For investors in general, the public float represents the amount of opportunity to acquire shares and establish an investment in the issuing company. At any given point in time, an investor may monitor the marketplace to determine how many public shares are currently available, and arrange to buy a portion of those shares. Over time, the public investor may acquire enough shares to have a significant amount of interest in the company, although that interest is usually not enough to gain control of the business. This is because most companies make it a point to maintain control of at least 51% of the issued shares either in the direct control of owners and employees, or others who are considered controlling-interest investors and are highly likely to support the owners.


The exact portion or amount of public float associated with any particular stock option will vary from time to time. Should some series of events prompt a number of investors to offer their shares for sale in one or more markets, the amount of public float actually increases. At the same time, if the number of outstanding shares being traded in the market decrease, usually because investors are choosing to hold onto those shares, the public float is considered reduced.

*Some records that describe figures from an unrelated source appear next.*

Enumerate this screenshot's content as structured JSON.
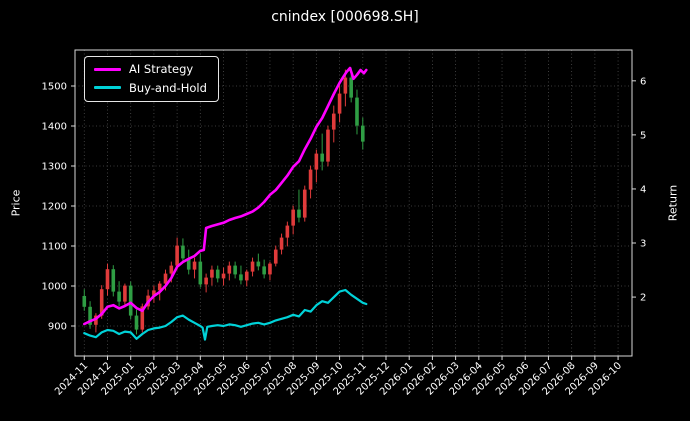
{
  "title": "cnindex [000698.SH]",
  "chart_data": {
    "type": "line+candlestick",
    "title": "cnindex [000698.SH]",
    "ylabel": "Price",
    "ylabel_right": "Return",
    "x_unit": "months since 2024-11",
    "x_tick_labels": [
      "2024-11",
      "2024-12",
      "2025-01",
      "2025-02",
      "2025-03",
      "2025-04",
      "2025-05",
      "2025-06",
      "2025-07",
      "2025-08",
      "2025-09",
      "2025-10",
      "2025-11",
      "2025-12",
      "2026-01",
      "2026-02",
      "2026-03",
      "2026-04",
      "2026-05",
      "2026-06",
      "2026-07",
      "2026-08",
      "2026-09",
      "2026-10"
    ],
    "x_range": [
      -0.4,
      23.6
    ],
    "ylim_left": [
      825,
      1590
    ],
    "ylim_right": [
      0.91,
      6.57
    ],
    "y_ticks_left": [
      900,
      1000,
      1100,
      1200,
      1300,
      1400,
      1500
    ],
    "y_ticks_right": [
      2,
      3,
      4,
      5,
      6
    ],
    "grid": true,
    "legend_position": "upper-left",
    "background_color": "#000000",
    "grid_color": "#4d4d4d",
    "text_color": "#ffffff",
    "spine_color": "#d9d9d9",
    "candles": {
      "up_color": "#e03b3b",
      "down_color": "#2f9e44",
      "convention": "red = up, green = down",
      "ohlc": [
        [
          0.0,
          975,
          992,
          938,
          948
        ],
        [
          0.25,
          948,
          962,
          893,
          903
        ],
        [
          0.5,
          903,
          932,
          884,
          926
        ],
        [
          0.75,
          926,
          1002,
          918,
          992
        ],
        [
          1.0,
          992,
          1056,
          976,
          1042
        ],
        [
          1.25,
          1042,
          1052,
          974,
          986
        ],
        [
          1.5,
          986,
          1012,
          949,
          961
        ],
        [
          1.75,
          961,
          1006,
          953,
          1001
        ],
        [
          2.0,
          1001,
          1011,
          917,
          926
        ],
        [
          2.25,
          926,
          941,
          879,
          891
        ],
        [
          2.5,
          891,
          956,
          884,
          949
        ],
        [
          2.75,
          949,
          991,
          941,
          976
        ],
        [
          3.0,
          976,
          1001,
          958,
          989
        ],
        [
          3.25,
          989,
          1012,
          964,
          1006
        ],
        [
          3.5,
          1006,
          1041,
          989,
          1031
        ],
        [
          3.75,
          1031,
          1061,
          1009,
          1051
        ],
        [
          4.0,
          1051,
          1121,
          1041,
          1101
        ],
        [
          4.25,
          1101,
          1119,
          1059,
          1069
        ],
        [
          4.5,
          1069,
          1091,
          1029,
          1041
        ],
        [
          4.75,
          1041,
          1071,
          1019,
          1061
        ],
        [
          5.0,
          1061,
          1081,
          996,
          1004
        ],
        [
          5.25,
          1004,
          1031,
          984,
          1021
        ],
        [
          5.5,
          1021,
          1051,
          1001,
          1041
        ],
        [
          5.75,
          1041,
          1051,
          1009,
          1019
        ],
        [
          6.0,
          1019,
          1046,
          1001,
          1031
        ],
        [
          6.25,
          1031,
          1061,
          1014,
          1051
        ],
        [
          6.5,
          1051,
          1061,
          1019,
          1029
        ],
        [
          6.75,
          1029,
          1051,
          1004,
          1014
        ],
        [
          7.0,
          1014,
          1041,
          999,
          1036
        ],
        [
          7.25,
          1036,
          1071,
          1024,
          1061
        ],
        [
          7.5,
          1061,
          1081,
          1039,
          1049
        ],
        [
          7.75,
          1049,
          1066,
          1019,
          1029
        ],
        [
          8.0,
          1029,
          1061,
          1014,
          1056
        ],
        [
          8.25,
          1056,
          1101,
          1049,
          1091
        ],
        [
          8.5,
          1091,
          1131,
          1079,
          1121
        ],
        [
          8.75,
          1121,
          1161,
          1099,
          1151
        ],
        [
          9.0,
          1151,
          1201,
          1129,
          1191
        ],
        [
          9.25,
          1191,
          1241,
          1159,
          1171
        ],
        [
          9.5,
          1171,
          1251,
          1161,
          1241
        ],
        [
          9.75,
          1241,
          1301,
          1219,
          1291
        ],
        [
          10.0,
          1291,
          1341,
          1259,
          1331
        ],
        [
          10.25,
          1331,
          1381,
          1289,
          1311
        ],
        [
          10.5,
          1311,
          1401,
          1299,
          1391
        ],
        [
          10.75,
          1391,
          1451,
          1359,
          1431
        ],
        [
          11.0,
          1431,
          1501,
          1409,
          1481
        ],
        [
          11.25,
          1481,
          1541,
          1449,
          1521
        ],
        [
          11.5,
          1521,
          1546,
          1459,
          1471
        ],
        [
          11.75,
          1471,
          1491,
          1379,
          1401
        ],
        [
          12.0,
          1401,
          1421,
          1341,
          1361
        ]
      ]
    },
    "series": [
      {
        "name": "AI Strategy",
        "color": "#ff00ff",
        "axis": "left",
        "points": [
          [
            0,
            905
          ],
          [
            0.25,
            912
          ],
          [
            0.5,
            918
          ],
          [
            0.75,
            930
          ],
          [
            1,
            948
          ],
          [
            1.25,
            952
          ],
          [
            1.5,
            944
          ],
          [
            1.75,
            950
          ],
          [
            2,
            958
          ],
          [
            2.25,
            945
          ],
          [
            2.5,
            938
          ],
          [
            2.75,
            960
          ],
          [
            3,
            975
          ],
          [
            3.25,
            985
          ],
          [
            3.5,
            1000
          ],
          [
            3.75,
            1020
          ],
          [
            4,
            1048
          ],
          [
            4.25,
            1060
          ],
          [
            4.5,
            1068
          ],
          [
            4.75,
            1075
          ],
          [
            5,
            1088
          ],
          [
            5.15,
            1090
          ],
          [
            5.25,
            1145
          ],
          [
            5.5,
            1150
          ],
          [
            5.75,
            1154
          ],
          [
            6,
            1158
          ],
          [
            6.25,
            1165
          ],
          [
            6.5,
            1170
          ],
          [
            6.75,
            1174
          ],
          [
            7,
            1180
          ],
          [
            7.25,
            1186
          ],
          [
            7.5,
            1196
          ],
          [
            7.75,
            1210
          ],
          [
            8,
            1228
          ],
          [
            8.25,
            1240
          ],
          [
            8.5,
            1258
          ],
          [
            8.75,
            1276
          ],
          [
            9,
            1298
          ],
          [
            9.25,
            1312
          ],
          [
            9.5,
            1342
          ],
          [
            9.75,
            1368
          ],
          [
            10,
            1398
          ],
          [
            10.25,
            1420
          ],
          [
            10.5,
            1450
          ],
          [
            10.75,
            1480
          ],
          [
            11,
            1508
          ],
          [
            11.15,
            1522
          ],
          [
            11.3,
            1535
          ],
          [
            11.45,
            1545
          ],
          [
            11.6,
            1518
          ],
          [
            11.75,
            1528
          ],
          [
            11.9,
            1540
          ],
          [
            12.05,
            1532
          ],
          [
            12.15,
            1540
          ]
        ]
      },
      {
        "name": "Buy-and-Hold",
        "color": "#00d2d8",
        "axis": "left",
        "points": [
          [
            0,
            882
          ],
          [
            0.25,
            876
          ],
          [
            0.5,
            872
          ],
          [
            0.75,
            884
          ],
          [
            1,
            890
          ],
          [
            1.25,
            888
          ],
          [
            1.5,
            880
          ],
          [
            1.75,
            886
          ],
          [
            2,
            884
          ],
          [
            2.25,
            868
          ],
          [
            2.5,
            880
          ],
          [
            2.75,
            890
          ],
          [
            3,
            894
          ],
          [
            3.25,
            896
          ],
          [
            3.5,
            900
          ],
          [
            3.75,
            910
          ],
          [
            4,
            922
          ],
          [
            4.25,
            926
          ],
          [
            4.5,
            916
          ],
          [
            4.75,
            908
          ],
          [
            5,
            900
          ],
          [
            5.1,
            896
          ],
          [
            5.2,
            866
          ],
          [
            5.3,
            898
          ],
          [
            5.5,
            900
          ],
          [
            5.75,
            902
          ],
          [
            6,
            900
          ],
          [
            6.25,
            904
          ],
          [
            6.5,
            902
          ],
          [
            6.75,
            898
          ],
          [
            7,
            902
          ],
          [
            7.25,
            906
          ],
          [
            7.5,
            908
          ],
          [
            7.75,
            904
          ],
          [
            8,
            908
          ],
          [
            8.25,
            914
          ],
          [
            8.5,
            918
          ],
          [
            8.75,
            922
          ],
          [
            9,
            928
          ],
          [
            9.25,
            924
          ],
          [
            9.5,
            940
          ],
          [
            9.75,
            936
          ],
          [
            10,
            952
          ],
          [
            10.25,
            962
          ],
          [
            10.5,
            958
          ],
          [
            10.75,
            972
          ],
          [
            11,
            986
          ],
          [
            11.25,
            990
          ],
          [
            11.5,
            978
          ],
          [
            11.75,
            968
          ],
          [
            12,
            958
          ],
          [
            12.15,
            955
          ]
        ]
      }
    ]
  }
}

There are several factors that may contribute to changes in the public float. One has to do with a rising degree of confidence in the future of the issuing company. In this scenario, investors have projected an upswing in the value of the stock within a defined period of time, and move to acquire shares before that upward price movement begins to take place, earning a significant amount of return. At the same time, event such as changes in the leadership of the issuing company, political shifts, changes in the economy and even the occurrence of some catastrophic disaster may negatively impact the prospects for a given company. When this happens, the stock issued by that company is likely to begin decreasing in value, prompting investors to sell before the share price goes any lower. At that point, the public float increases as more and more investors seek to sell off their shares and avoid additional losses.